Public officials never like to be seen in a negative light.
Actually, they would prefer to always be seen in a positive light.
To quote the wise philosopher Johnny Mercer, they would prefer the press “accentuate the positive, eliminate the negative and forget about Mr. In Between.”
That, however, is not honest.
It is not true.
It is not ethical.
And, it is not what good newspapers should do.
Given a choice between telling citizens what public officials want them to hear and telling citizens what they need to know, we will always defer to ordinary citizens.
Clayton County School officials would prefer that we not report about the dangers of losing SACS accreditation.
Clayton County Commissioners would prefer that we not report how they refer to citizens and taxpayers in their own community.
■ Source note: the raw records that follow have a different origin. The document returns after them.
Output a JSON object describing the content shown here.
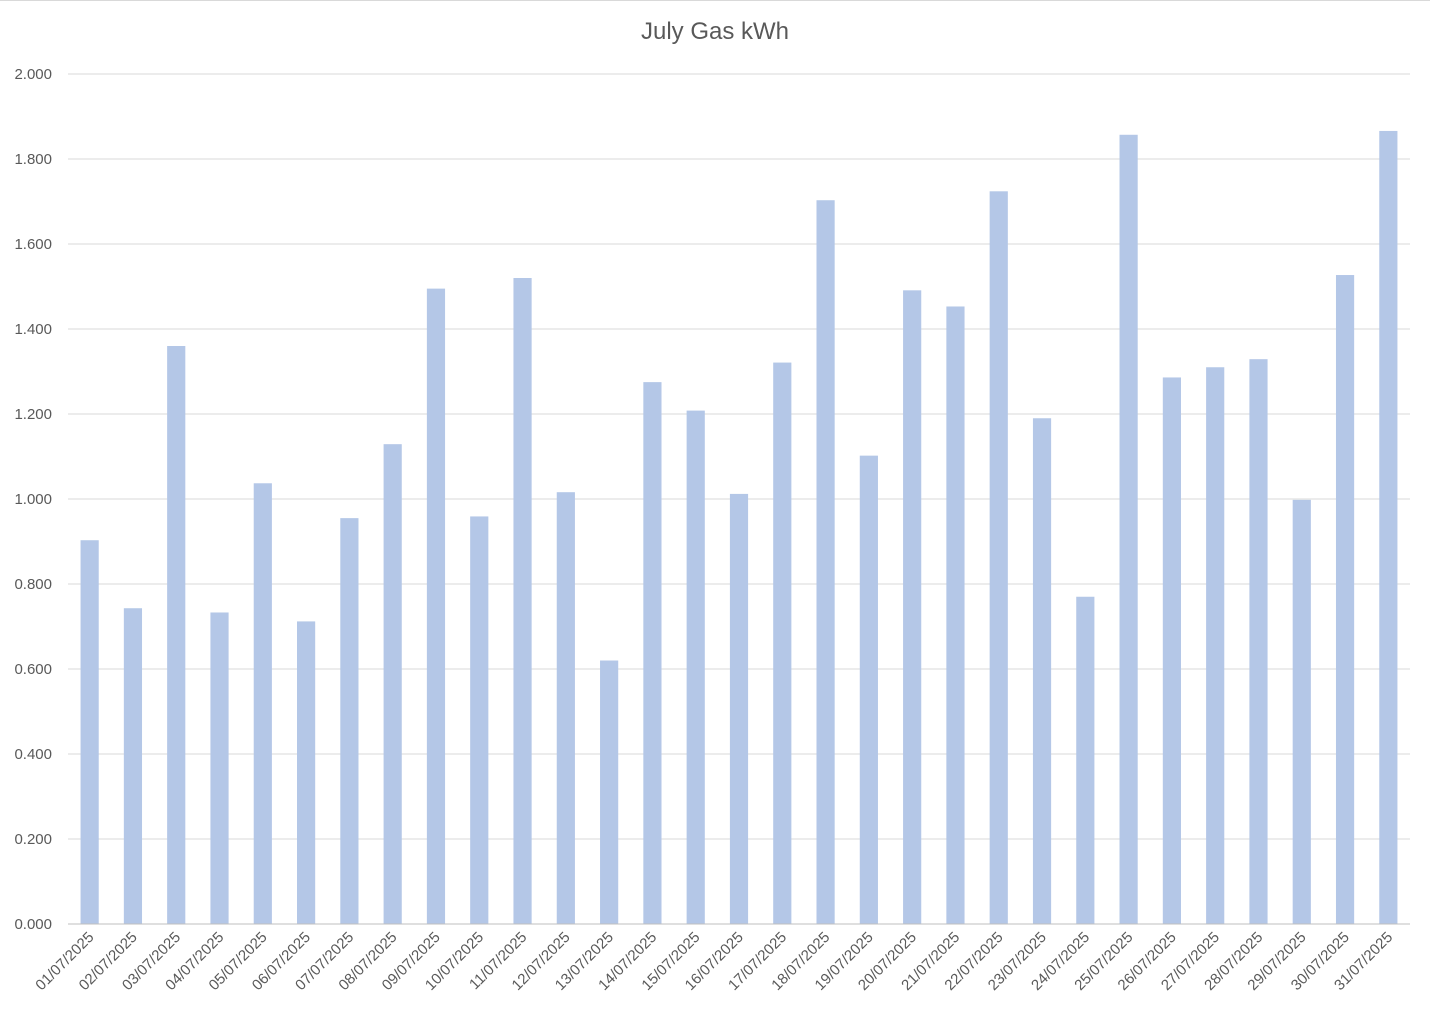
{
  "chart_data": {
    "type": "bar",
    "title": "July Gas kWh",
    "xlabel": "",
    "ylabel": "",
    "ylim": [
      0,
      2
    ],
    "y_ticks": [
      "0.000",
      "0.200",
      "0.400",
      "0.600",
      "0.800",
      "1.000",
      "1.200",
      "1.400",
      "1.600",
      "1.800",
      "2.000"
    ],
    "grid": true,
    "legend": "none",
    "bar_color": "#b4c7e7",
    "categories": [
      "01/07/2025",
      "02/07/2025",
      "03/07/2025",
      "04/07/2025",
      "05/07/2025",
      "06/07/2025",
      "07/07/2025",
      "08/07/2025",
      "09/07/2025",
      "10/07/2025",
      "11/07/2025",
      "12/07/2025",
      "13/07/2025",
      "14/07/2025",
      "15/07/2025",
      "16/07/2025",
      "17/07/2025",
      "18/07/2025",
      "19/07/2025",
      "20/07/2025",
      "21/07/2025",
      "22/07/2025",
      "23/07/2025",
      "24/07/2025",
      "25/07/2025",
      "26/07/2025",
      "27/07/2025",
      "28/07/2025",
      "29/07/2025",
      "30/07/2025",
      "31/07/2025"
    ],
    "values": [
      0.903,
      0.743,
      1.36,
      0.733,
      1.037,
      0.712,
      0.955,
      1.129,
      1.495,
      0.959,
      1.52,
      1.016,
      0.62,
      1.275,
      1.208,
      1.012,
      1.321,
      1.703,
      1.102,
      1.491,
      1.453,
      1.724,
      1.19,
      0.77,
      1.857,
      1.286,
      1.31,
      1.329,
      0.998,
      1.527,
      1.866
    ]
  }
}
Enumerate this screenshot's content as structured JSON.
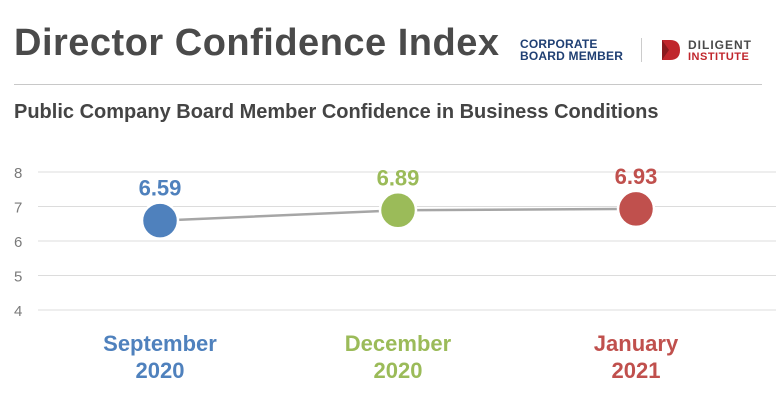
{
  "header": {
    "title": "Director Confidence Index",
    "logo_cbm_line1": "CORPORATE",
    "logo_cbm_line2": "BOARD MEMBER",
    "logo_diligent_line1": "DILIGENT",
    "logo_diligent_line2": "INSTITUTE"
  },
  "chart_data": {
    "type": "line",
    "title": "Public Company Board Member Confidence in Business Conditions",
    "categories": [
      {
        "line1": "September",
        "line2": "2020"
      },
      {
        "line1": "December",
        "line2": "2020"
      },
      {
        "line1": "January",
        "line2": "2021"
      }
    ],
    "values": [
      6.59,
      6.89,
      6.93
    ],
    "value_labels": [
      "6.59",
      "6.89",
      "6.93"
    ],
    "point_colors": [
      "#4f81bd",
      "#9bbb59",
      "#c0504d"
    ],
    "line_color": "#a6a6a6",
    "yticks": [
      8,
      7,
      6,
      5,
      4
    ],
    "ylim": [
      4,
      8
    ],
    "grid": true,
    "xlabel": "",
    "ylabel": ""
  }
}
County officials would prefer that we not expose the long-running standoff over a service agreement with municipalities.
Morrow city officials don’t want the light to shine on how its economic developer responds to a local businessman over opening a temporary attraction in the city.
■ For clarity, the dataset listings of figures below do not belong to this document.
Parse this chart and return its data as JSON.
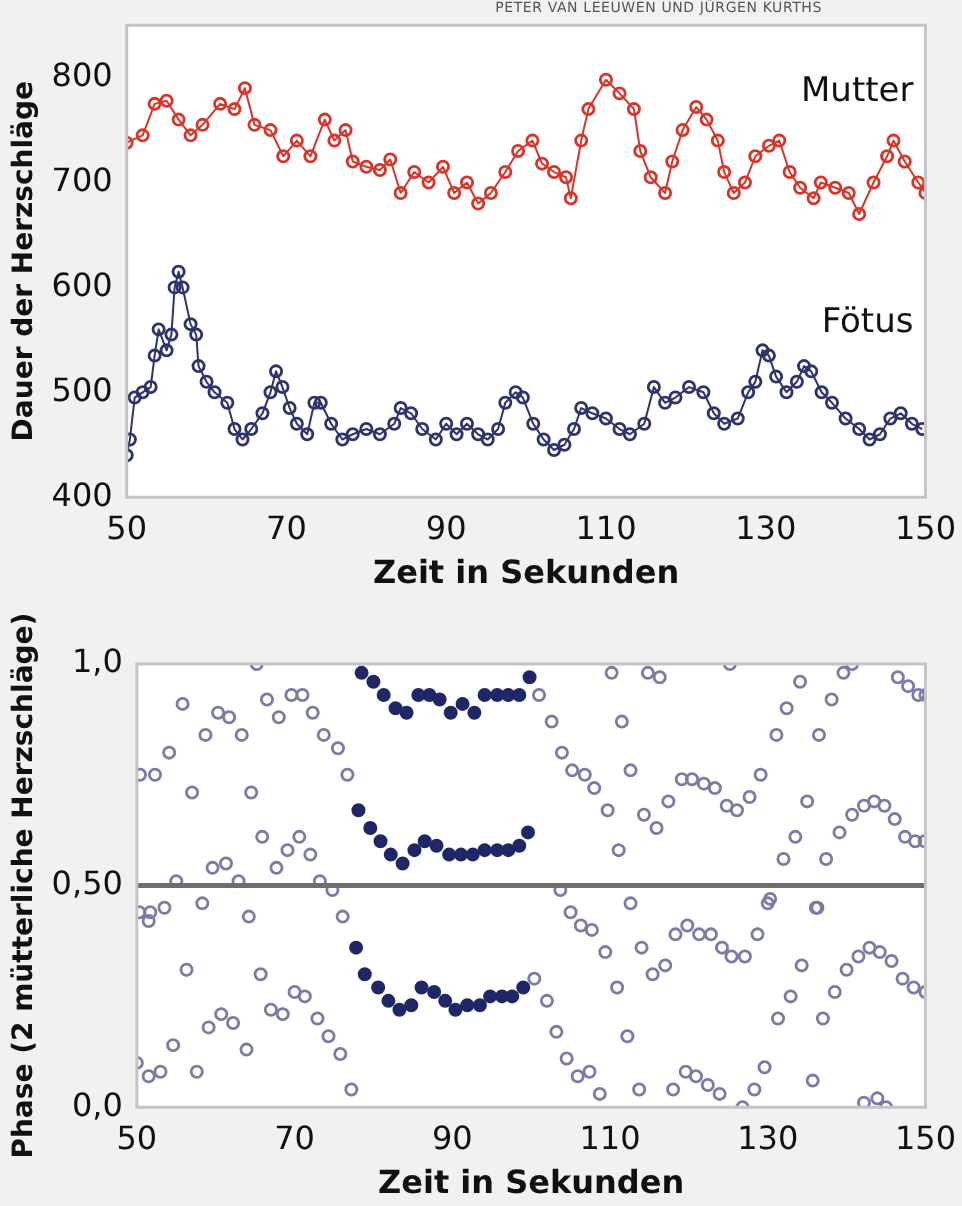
{
  "chart_data": [
    {
      "type": "line",
      "xlabel": "Zeit in Sekunden",
      "ylabel": "Dauer der Herzschläge",
      "annotations": [
        "PETER VAN LEEUWEN UND JÜRGEN KURTHS"
      ],
      "xlim": [
        50,
        150
      ],
      "xticks": [
        50,
        70,
        90,
        110,
        130,
        150
      ],
      "ylim": [
        400,
        850
      ],
      "yticks": [
        400,
        500,
        600,
        700,
        800
      ],
      "grid": false,
      "legend": false,
      "marker": "circle",
      "line_style": "solid",
      "series": [
        {
          "name": "Mutter",
          "color": "#d8352a",
          "x": [
            50,
            52,
            53.5,
            55,
            56.5,
            58,
            59.5,
            61.7,
            63.5,
            64.8,
            66,
            68,
            69.6,
            71.3,
            73,
            74.8,
            76,
            77.4,
            78.3,
            80,
            81.7,
            83,
            84.3,
            86,
            87.8,
            89.6,
            91,
            92.6,
            94,
            95.6,
            97.4,
            99,
            100.8,
            102,
            103.5,
            105,
            105.6,
            106.9,
            107.8,
            110,
            111.7,
            113.5,
            114.3,
            115.6,
            117.4,
            118.3,
            119.6,
            121.3,
            122.6,
            124,
            124.8,
            126,
            127.4,
            128.7,
            130.4,
            131.7,
            133,
            134.3,
            136,
            136.9,
            138.7,
            140.4,
            141.7,
            143.5,
            145.2,
            146,
            147.4,
            149.1,
            150
          ],
          "values": [
            738,
            745,
            775,
            778,
            760,
            745,
            755,
            775,
            770,
            790,
            755,
            750,
            725,
            740,
            725,
            760,
            740,
            750,
            720,
            715,
            712,
            722,
            690,
            710,
            700,
            715,
            690,
            700,
            680,
            690,
            710,
            730,
            740,
            718,
            710,
            705,
            685,
            740,
            770,
            798,
            785,
            770,
            730,
            705,
            690,
            720,
            750,
            772,
            760,
            740,
            710,
            690,
            700,
            725,
            735,
            740,
            710,
            695,
            685,
            700,
            695,
            690,
            670,
            700,
            725,
            740,
            720,
            700,
            690
          ]
        },
        {
          "name": "Fötus",
          "color": "#2e336e",
          "x": [
            50,
            50.4,
            51,
            52,
            53,
            53.5,
            54,
            55,
            55.6,
            56,
            56.5,
            57,
            58,
            58.7,
            59,
            60,
            61,
            62.6,
            63.5,
            64.5,
            65.6,
            67,
            68,
            68.7,
            69.5,
            70.4,
            71.3,
            72.6,
            73.5,
            74.3,
            75.6,
            77,
            78.3,
            80,
            81.7,
            83.5,
            84.3,
            85.6,
            87,
            88.7,
            90,
            91.3,
            92.6,
            94,
            95.2,
            96.5,
            97.4,
            98.7,
            99.6,
            100.9,
            102.2,
            103.5,
            104.8,
            106,
            106.9,
            108.3,
            110,
            111.7,
            113,
            114.8,
            116,
            117.4,
            118.7,
            120.4,
            122.2,
            123.5,
            124.8,
            126.5,
            127.8,
            128.7,
            129.6,
            130.4,
            131.3,
            132.6,
            133.9,
            134.8,
            135.7,
            137,
            138.3,
            140,
            141.7,
            143,
            144.3,
            145.6,
            146.9,
            148.3,
            149.6
          ],
          "values": [
            440,
            455,
            495,
            500,
            505,
            535,
            560,
            540,
            555,
            600,
            615,
            600,
            565,
            555,
            525,
            510,
            500,
            490,
            465,
            455,
            465,
            480,
            500,
            520,
            505,
            485,
            470,
            460,
            490,
            490,
            470,
            455,
            460,
            465,
            460,
            470,
            485,
            480,
            465,
            455,
            470,
            460,
            470,
            460,
            455,
            465,
            490,
            500,
            495,
            470,
            455,
            445,
            450,
            465,
            485,
            480,
            475,
            465,
            460,
            470,
            505,
            490,
            495,
            505,
            500,
            480,
            470,
            475,
            500,
            510,
            540,
            535,
            515,
            500,
            510,
            525,
            520,
            500,
            490,
            475,
            465,
            455,
            460,
            475,
            480,
            470,
            465
          ]
        }
      ]
    },
    {
      "type": "scatter",
      "xlabel": "Zeit in Sekunden",
      "ylabel": "Phase (2 mütterliche Herzschläge)",
      "xlim": [
        50,
        150
      ],
      "xticks": [
        50,
        70,
        90,
        110,
        130,
        150
      ],
      "ylim": [
        0,
        1
      ],
      "yticks": [
        {
          "value": 0,
          "label": "0,0"
        },
        {
          "value": 0.5,
          "label": "0,50"
        },
        {
          "value": 1,
          "label": "1,0"
        }
      ],
      "grid": false,
      "legend": false,
      "marker": "circle",
      "ref_lines": [
        {
          "axis": "y",
          "value": 0.5,
          "color": "#6e6e6e"
        }
      ],
      "series": [
        {
          "color": "#7b7ba6",
          "x": [
            50.4,
            52.3,
            54.1,
            55.8,
            57,
            58.7,
            60.3,
            61.7,
            63.3,
            64.5,
            65.2,
            65.9,
            66.5,
            68,
            67.7,
            69.6,
            69.1,
            71,
            70.6,
            72.3,
            72,
            73.7,
            75.5,
            76.7,
            59.6,
            61.3,
            62.9,
            55,
            58.3,
            53.5,
            51.5,
            64.2,
            73.2,
            74.8,
            76.1,
            50.3,
            51.7,
            50,
            51.5,
            53,
            54.6,
            56.3,
            57.6,
            59.1,
            60.7,
            62.2,
            63.9,
            65.7,
            67,
            68.5,
            70,
            71.3,
            72.9,
            74.3,
            75.8,
            77.2,
            101,
            102.6,
            103.9,
            105.2,
            106.8,
            108,
            109.7,
            110.2,
            111.5,
            111.1,
            112.6,
            112.6,
            114.8,
            116.3,
            114.3,
            115.9,
            117.4,
            119.1,
            120.4,
            121.9,
            123.3,
            124.8,
            126.1,
            125.2,
            127.7,
            129.1,
            130,
            131.1,
            132,
            132.4,
            133.5,
            134.1,
            135,
            136.3,
            136.5,
            137.4,
            138.1,
            139.1,
            139.6,
            140.7,
            140.7,
            142.2,
            143.5,
            144.8,
            146.1,
            147.4,
            148.7,
            149.9,
            146.5,
            147.8,
            149.1,
            150,
            100.4,
            102,
            103.2,
            104.5,
            105.9,
            107.4,
            108.7,
            103.7,
            105,
            106.3,
            107.7,
            109.4,
            110.9,
            112.2,
            113.7,
            114,
            115.4,
            117,
            118,
            118.3,
            119.6,
            119.8,
            120.9,
            121.3,
            122.4,
            122.8,
            123.9,
            124.2,
            125.4,
            126.8,
            127.1,
            128.3,
            128.7,
            129.6,
            130.3,
            131.3,
            132.9,
            134.3,
            135.7,
            136.1,
            137,
            138.5,
            140,
            141.5,
            142.2,
            142.9,
            143.9,
            144.2,
            145,
            145.7,
            147.1,
            148.5,
            150
          ],
          "values": [
            0.75,
            0.75,
            0.8,
            0.91,
            0.71,
            0.84,
            0.89,
            0.88,
            0.84,
            0.71,
            1,
            0.61,
            0.92,
            0.88,
            0.54,
            0.93,
            0.58,
            0.93,
            0.61,
            0.89,
            0.57,
            0.84,
            0.81,
            0.75,
            0.54,
            0.55,
            0.51,
            0.51,
            0.46,
            0.45,
            0.42,
            0.43,
            0.51,
            0.49,
            0.43,
            0.44,
            0.44,
            0.1,
            0.07,
            0.08,
            0.14,
            0.31,
            0.08,
            0.18,
            0.21,
            0.19,
            0.13,
            0.3,
            0.22,
            0.21,
            0.26,
            0.25,
            0.2,
            0.16,
            0.12,
            0.04,
            0.93,
            0.87,
            0.8,
            0.76,
            0.75,
            0.72,
            0.67,
            0.98,
            0.87,
            0.58,
            0.76,
            0.46,
            0.98,
            0.97,
            0.66,
            0.63,
            0.69,
            0.74,
            0.74,
            0.73,
            0.72,
            0.68,
            0.67,
            1,
            0.7,
            0.75,
            0.46,
            0.84,
            0.56,
            0.9,
            0.61,
            0.96,
            0.69,
            0.45,
            0.84,
            0.56,
            0.92,
            0.62,
            0.98,
            1,
            0.66,
            0.68,
            0.69,
            0.68,
            0.65,
            0.61,
            0.6,
            0.6,
            0.97,
            0.95,
            0.93,
            0.93,
            0.29,
            0.24,
            0.17,
            0.11,
            0.07,
            0.08,
            0.03,
            0.49,
            0.44,
            0.41,
            0.4,
            0.35,
            0.27,
            0.16,
            0.04,
            0.36,
            0.3,
            0.32,
            0.04,
            0.39,
            0.08,
            0.41,
            0.07,
            0.39,
            0.05,
            0.39,
            0.03,
            0.36,
            0.34,
            0,
            0.34,
            0.04,
            0.39,
            0.09,
            0.47,
            0.2,
            0.25,
            0.32,
            0.06,
            0.45,
            0.2,
            0.26,
            0.31,
            0.34,
            0.01,
            0.36,
            0.02,
            0.35,
            0,
            0.33,
            0.29,
            0.27,
            0.26
          ]
        },
        {
          "color": "#1f2767",
          "x": [
            78.5,
            80,
            81.3,
            82.8,
            84.2,
            85.7,
            87.1,
            88.4,
            89.8,
            91.3,
            92.8,
            94.1,
            95.7,
            97.1,
            98.5,
            99.8,
            78.1,
            79.6,
            80.9,
            82.2,
            83.7,
            85.2,
            86.5,
            88,
            89.6,
            91.1,
            92.6,
            94.1,
            95.7,
            97.1,
            98.5,
            99.6,
            77.8,
            78.9,
            80.6,
            81.9,
            83.3,
            84.8,
            86.1,
            87.7,
            89.1,
            90.4,
            91.9,
            93.5,
            94.8,
            96.3,
            97.6,
            99
          ],
          "values": [
            0.98,
            0.96,
            0.93,
            0.9,
            0.89,
            0.93,
            0.93,
            0.92,
            0.89,
            0.91,
            0.89,
            0.93,
            0.93,
            0.93,
            0.93,
            0.97,
            0.67,
            0.63,
            0.6,
            0.57,
            0.55,
            0.58,
            0.6,
            0.59,
            0.57,
            0.57,
            0.57,
            0.58,
            0.58,
            0.58,
            0.59,
            0.62,
            0.36,
            0.3,
            0.27,
            0.24,
            0.22,
            0.23,
            0.27,
            0.26,
            0.24,
            0.22,
            0.23,
            0.23,
            0.25,
            0.25,
            0.25,
            0.27
          ]
        }
      ]
    }
  ]
}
Tourism and business professionals would rather violent crime be swept under the rug.
The list could go on and on.
These are the things that are happening.
Newspapers do not make the news.
They report it — all of it.
Of course, a newspaper wants to celebrate its community.
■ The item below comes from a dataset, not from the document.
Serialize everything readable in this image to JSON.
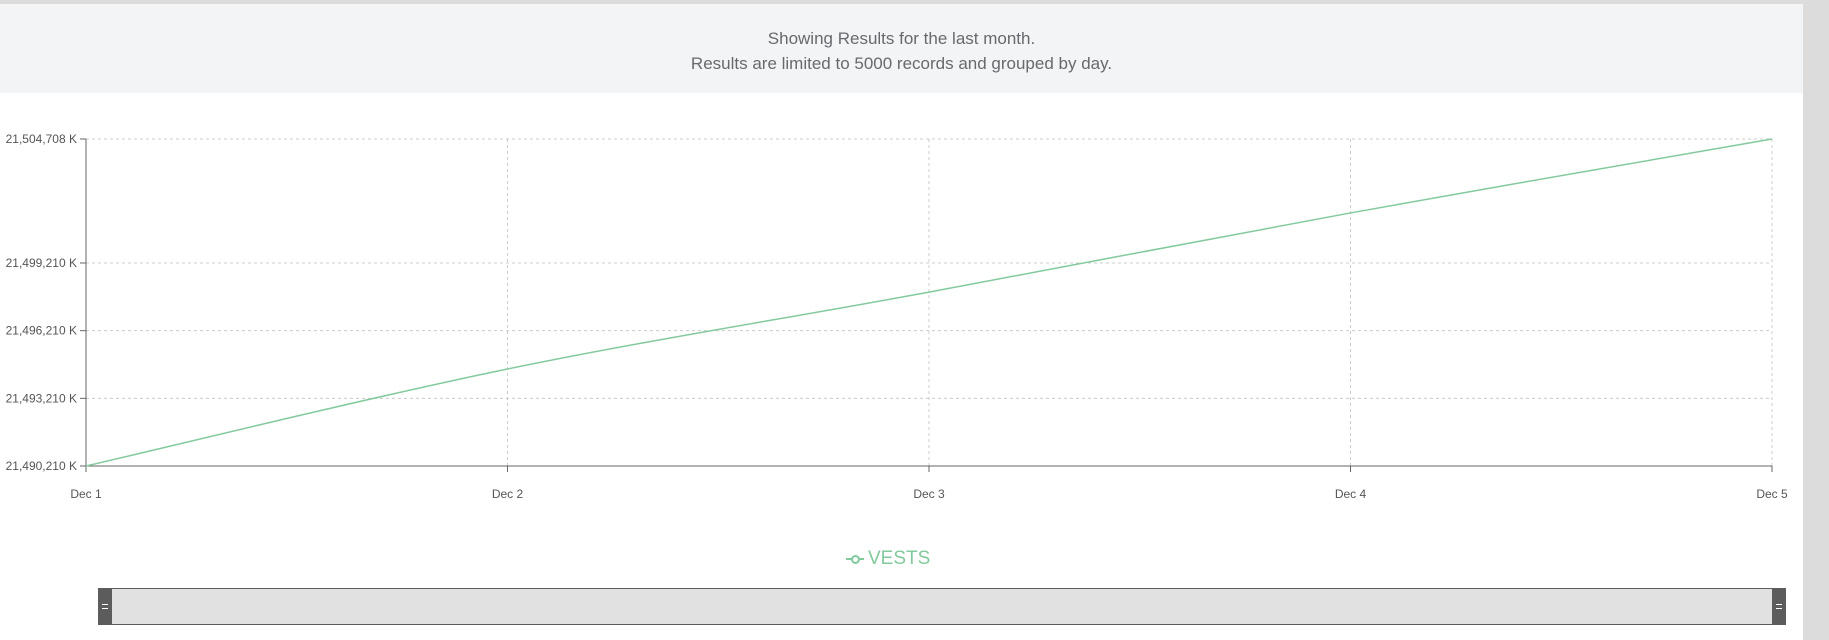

Of course, we want to share the great human interest stories, provide a slice of life in the county, highlight worthwhile causes, focus on interesting people and most especially on the youth of the community.
We do those things with every edition.
When you think about it, the hard news, the crime, the politics or the scandals make up an extremely small portion of each edition of the newspaper.
However, the things people talk about, the things people remember and, it seems, the things people complain about are those things.
That should tell you something.
News is neither positive or negative. It’s just news.
News can be defined as a current reporting of events.
News can be defined as what people need to know.
News can be defined as what people want to know.
More simply, news is whatever people are talking about.
For some reason, some people do not want newspapers to report the news, they want newspapers to change the news.
They want newspapers to alter and slant the news to make it all positive.
Yes, it’s cliché but when you put lipstick on a pig, it is still a pig.
A murder is still a murder.
A scandal is still a scandal.
Misconduct by an official is still misconduct.
Largely when someone calls the newspaper to complain about coverage, we have one important question to ask — is it true?
Almost every time we ask that question the individual complaining about coverage quickly says, “Yes, it’s true, but...”
Of course, then the appropriate response is, “Then would you prefer that the newspaper not report the truth?”
Sometimes the truth hurts.
However, that is never the intention of telling the truth.
Information is power and the more accurate, reliable and forthright information a person, or a community, has the more informed decisions can be made.
Truth and transparency always makes us stronger.
Photoshopping the community will do nothing to improve it.
We tell the truth about Clayton County because we care about Clayton County.
We so often hear people say the county needs a public relations campaign because the county has an image problem.
When a community is facing troubles and struggles, it is not the image that is the problem. Improve the real problems and the image will take care of itself.
Our Board of Education does not have an image problem. It has a problem conducting business in a businesslike manner and a problem with board members behaving themselves in a civil manner.
When an official goes on a rant toward a citizen or group of citizens the city or county does not have an image problem, but rather the official might have an anger management problem.
If officials do not like it when newspapers report the truth, then they need to change the truth of what is actually going on rather than attempting to shoot the messenger.
In the biblical writings of the apostle Paul in the letter to Galatia, he asks his critics, “Am I become your enemy because I tell you the truth?”
Sometimes, it seems that those in positions of authority or leadership just “can’t handle the truth.”
We will continue to tell all the wonderful, vibrant, exciting, positive stories about life in Clayton county.
We will also continue to tell the truth.